- Young Friends of Film are screening Robert Altman's Short Cuts tonight, with two stars (Matthew Modine and Annie Ross) in attendance. It's a wonderful movie starring my man Tom Waits (and no less than 30,000 other big-name actors) - if you haven't seen it, here's a great chance. The screening is followed by a party with an open bar and h'ors d'oeurves, so check it out and mingle with other film fans. Details are available here.
- Fellini's classic Amarcord is playing for a limited run at Film Forum. Like Short Cuts, this is one of those required-viewing movies - if you can't catch it on the big screen, please at least add it to your Netflix queue.
Opening this week...
FROST/NIXON, written by Peter Morgan, dir. by Ron Howard
Premise: A dramatic retelling of the post-Watergate television interviews between British talk-show host David Frost and former president Richard Nixon.
Playing at: Lincoln Square
Lots of great buzz around this one, and the trailers bring about warm, fuzzy memories of Altman's Secret Honor, which is by no means a bad thing. (When did this turn into an Altman-love day?) This is likely to get a nod for best adapted screenplay.
And speaking of that screenplay? You can read it for free over here.
NOBEL SON, written by Randall Miller and Jody Savin, dir. by Randall Miller
Premise: Barkley Michaelson is in a deep life rut.
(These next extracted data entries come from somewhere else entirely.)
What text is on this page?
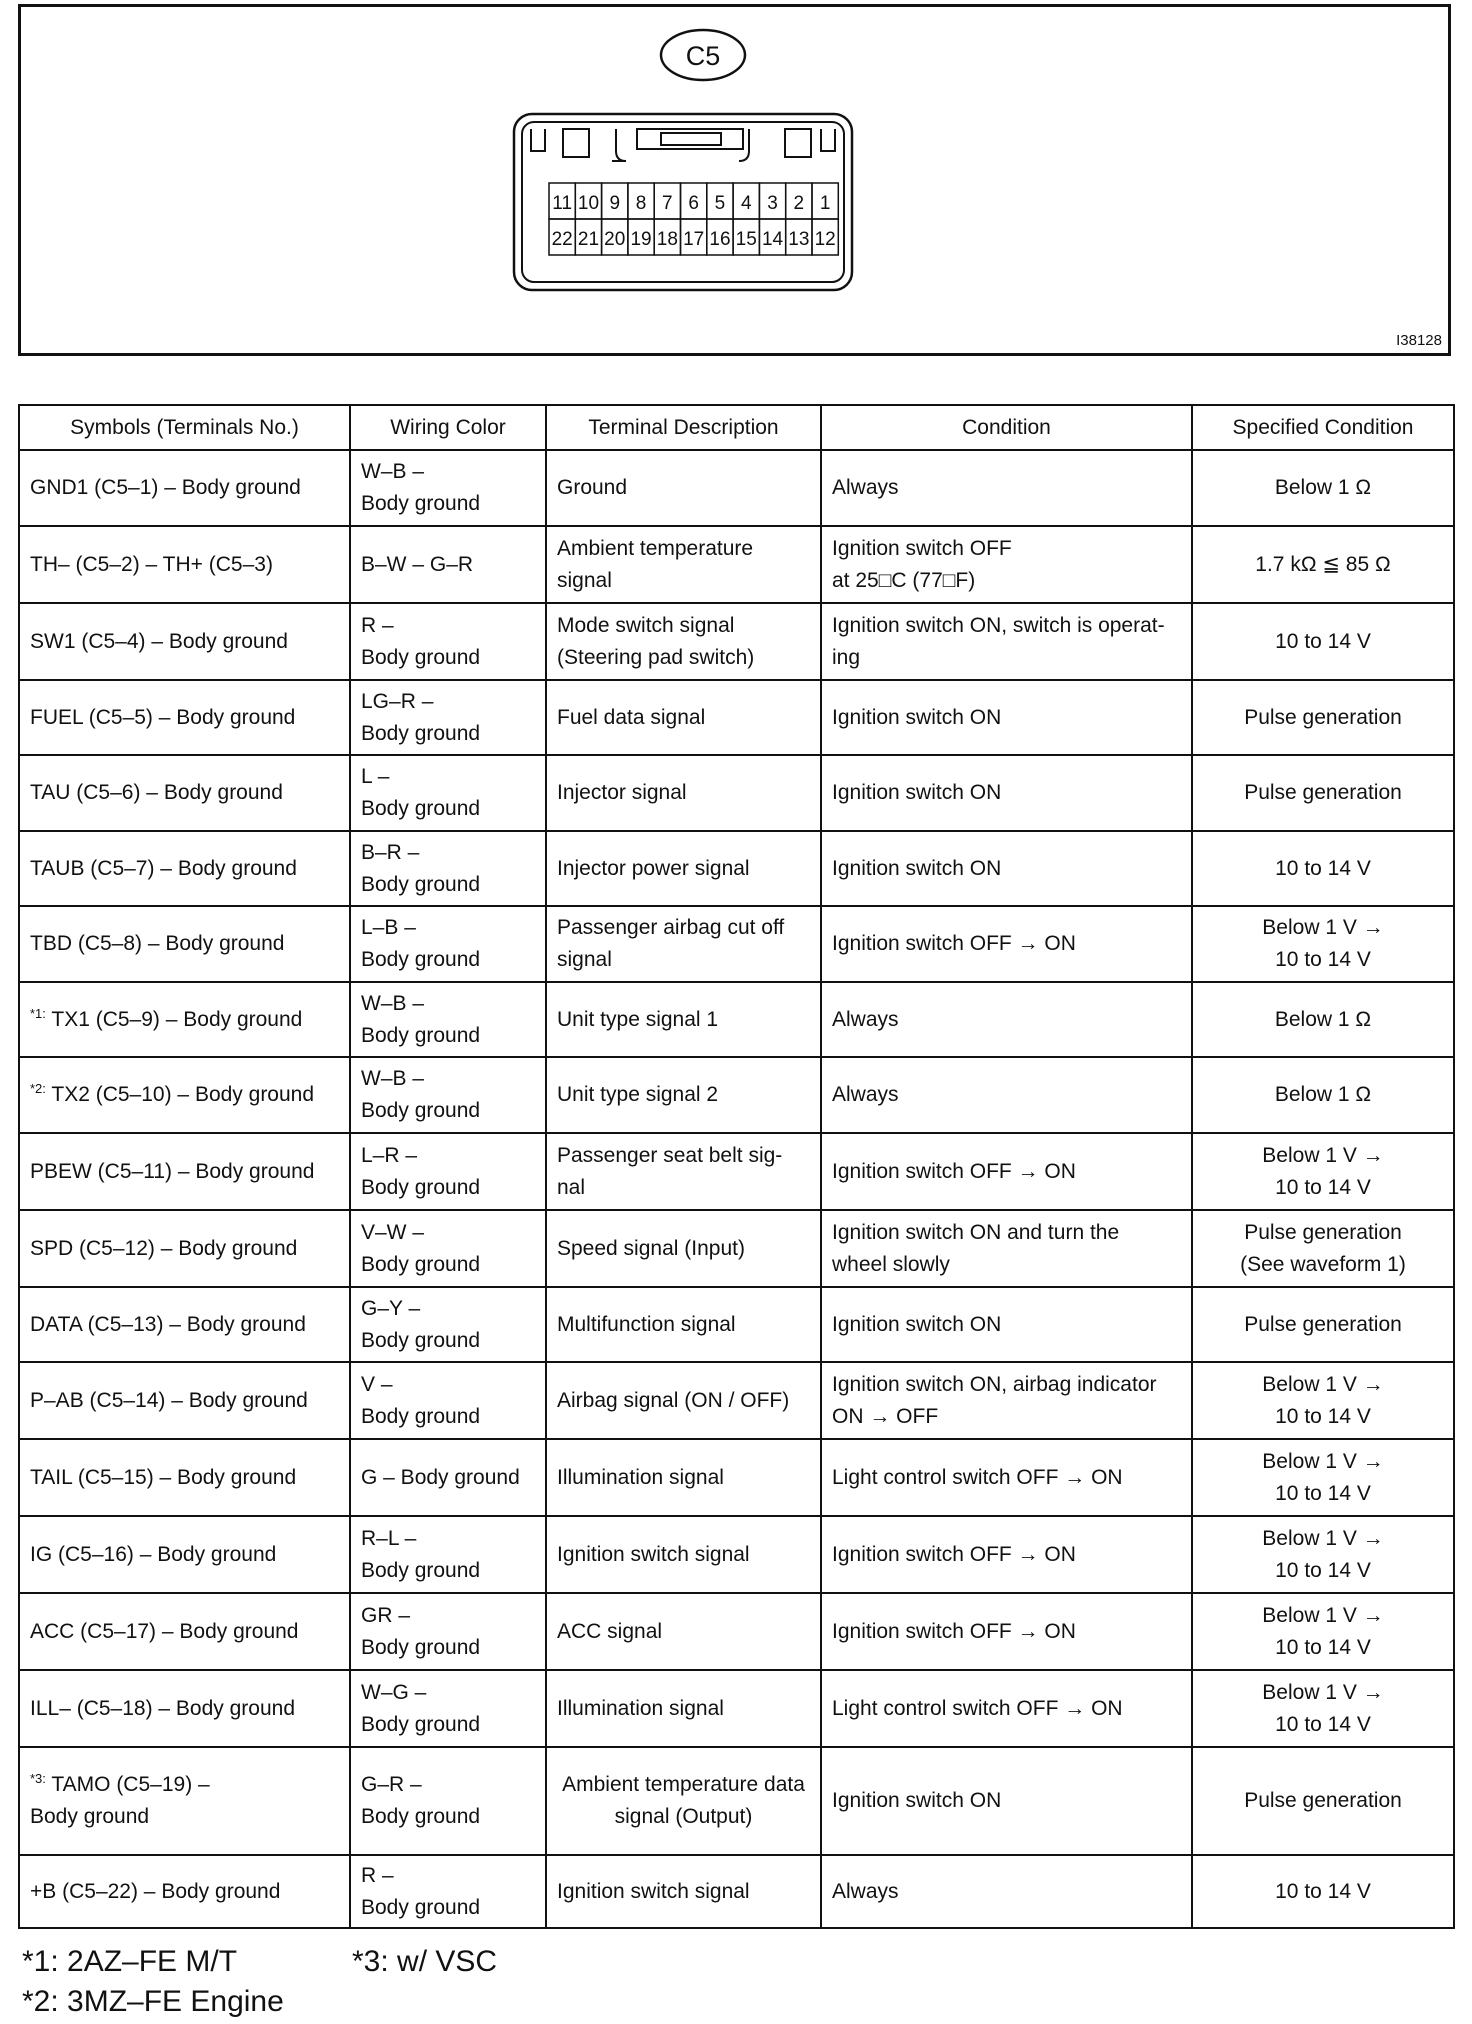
C5
11 10 9 8 7 6 5 4 3 2 1
22 21 20 19 18 17 16 15 14 13 12
I38128
Symbols (Terminals No.)	Wiring Color	Terminal Description	Condition	Specified Condition

GND1 (C5–1) – Body ground	W–B –
Body ground	Ground	Always	Below 1 Ω

TH– (C5–2) – TH+ (C5–3)	B–W – G–R	Ambient temperature
signal	Ignition switch OFF
at 25□C (77□F)	1.7 kΩ ≦ 85 Ω

SW1 (C5–4) – Body ground	R –
Body ground	Mode switch signal
(Steering pad switch)	Ignition switch ON, switch is operat-
ing	10 to 14 V

FUEL (C5–5) – Body ground	LG–R –
Body ground	Fuel data signal	Ignition switch ON	Pulse generation

TAU (C5–6) – Body ground	L –
Body ground	Injector signal	Ignition switch ON	Pulse generation

TAUB (C5–7) – Body ground	B–R –
Body ground	Injector power signal	Ignition switch ON	10 to 14 V

TBD (C5–8) – Body ground	L–B –
Body ground	Passenger airbag cut off
signal	Ignition switch OFF → ON	Below 1 V →
10 to 14 V

$^{*1:}$ TX1 (C5–9) – Body ground	W–B –
Body ground	Unit type signal 1	Always	Below 1 Ω

$^{*2:}$ TX2 (C5–10) – Body ground	W–B –
Body ground	Unit type signal 2	Always	Below 1 Ω

PBEW (C5–11) – Body ground	L–R –
Body ground	Passenger seat belt sig-
nal	Ignition switch OFF → ON	Below 1 V →
10 to 14 V

SPD (C5–12) – Body ground	V–W –
Body ground	Speed signal (Input)	Ignition switch ON and turn the
wheel slowly	Pulse generation
(See waveform 1)

DATA (C5–13) – Body ground	G–Y –
Body ground	Multifunction signal	Ignition switch ON	Pulse generation

P–AB (C5–14) – Body ground	V –
Body ground	Airbag signal (ON / OFF)	Ignition switch ON, airbag indicator
ON → OFF	Below 1 V →
10 to 14 V

TAIL (C5–15) – Body ground	G – Body ground	Illumination signal	Light control switch OFF → ON	Below 1 V →
10 to 14 V

IG (C5–16) – Body ground	R–L –
Body ground	Ignition switch signal	Ignition switch OFF → ON	Below 1 V →
10 to 14 V

ACC (C5–17) – Body ground	GR –
Body ground	ACC signal	Ignition switch OFF → ON	Below 1 V →
10 to 14 V

ILL– (C5–18) – Body ground	W–G –
Body ground	Illumination signal	Light control switch OFF → ON	Below 1 V →
10 to 14 V

$^{*3:}$ TAMO (C5–19) –
Body ground	G–R –
Body ground	Ambient temperature data
signal (Output)	Ignition switch ON	Pulse generation

+B (C5–22) – Body ground	R –
Body ground	Ignition switch signal	Always	10 to 14 V
*1: 2AZ–FE M/T
*2: 3MZ–FE Engine
*3: w/ VSC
He's struggling to finish his PhD thesis when his father, the learned Eli Michaelson, wins the Nobel Prize for Chemistry. Barkley and his mother, Sarah, a renowned forensic psychiatrist, now have the ill-fortune of living with a man-eating monster whose philandering ways have gotten less and less discrete. As if Barkley's world is not bad enough, on the eve of his father receiving the Nobel, Barkley is kidnapped and the requested ransom is the $2,000,000 in Nobel prize money. Needless to say, Eli refuses to pay it and so starts a venomous tale of familial dysfunction, lust, betrayal and ultimately revenge. In the words of Michel De Montaigne, the 16th century philosopher: "There is more barbarity in eating a man alive than in eating him dead."
Playing at: Loews Village VII, AMC Empire 25
THE BLACK BALLOON, written by Elissa Down and Jimmy Jack, dir. by Elissa Down
Premise: All Thomas wants is a normal adolescence but his autistic brother, Charlie, thwarts his every opportunity. Will Thomas, with the help of his girlfriend, Jackie, accept his brother?
Playing at: AMC Empire 25, Village East Cinemas
CADILLAC RECORDS, written and directed by Darnell Martin
Premise: Chronicles the rise of Chess Records and its recording artists.
Playing at: AMC Empire 25, Union Square Stadium 14, Loews West 34th, Lincoln Square
The music geek in me is going to win out here: this tells the story of Chess Records' golden age, when they were the musical stables for Etta James, Howlin' Wolf, Muddy Waters, Chuck Berry, Little Walter...
The cast is great, too. I'm in.
PUNISHER: WAR ZONE, written by Nick Santora and Art Marcum, dir. by Lexi Alexander
Premise: After hunting down and killing hundreds of violent criminals, Frank Castle, aka The Punisher, faces his most deadly foe yet: Jigsaw.
Playing at: All over.
This review from Cinemablend has one of the most brutal blurbs I've ever seen:
"It’s as if someone saw Batman Forever and then thought: “Hey I wonder what this movie would look like if it were rated-R,” and then designed their sets accordingly."Ouch!
What are you doing/seeing this weekend?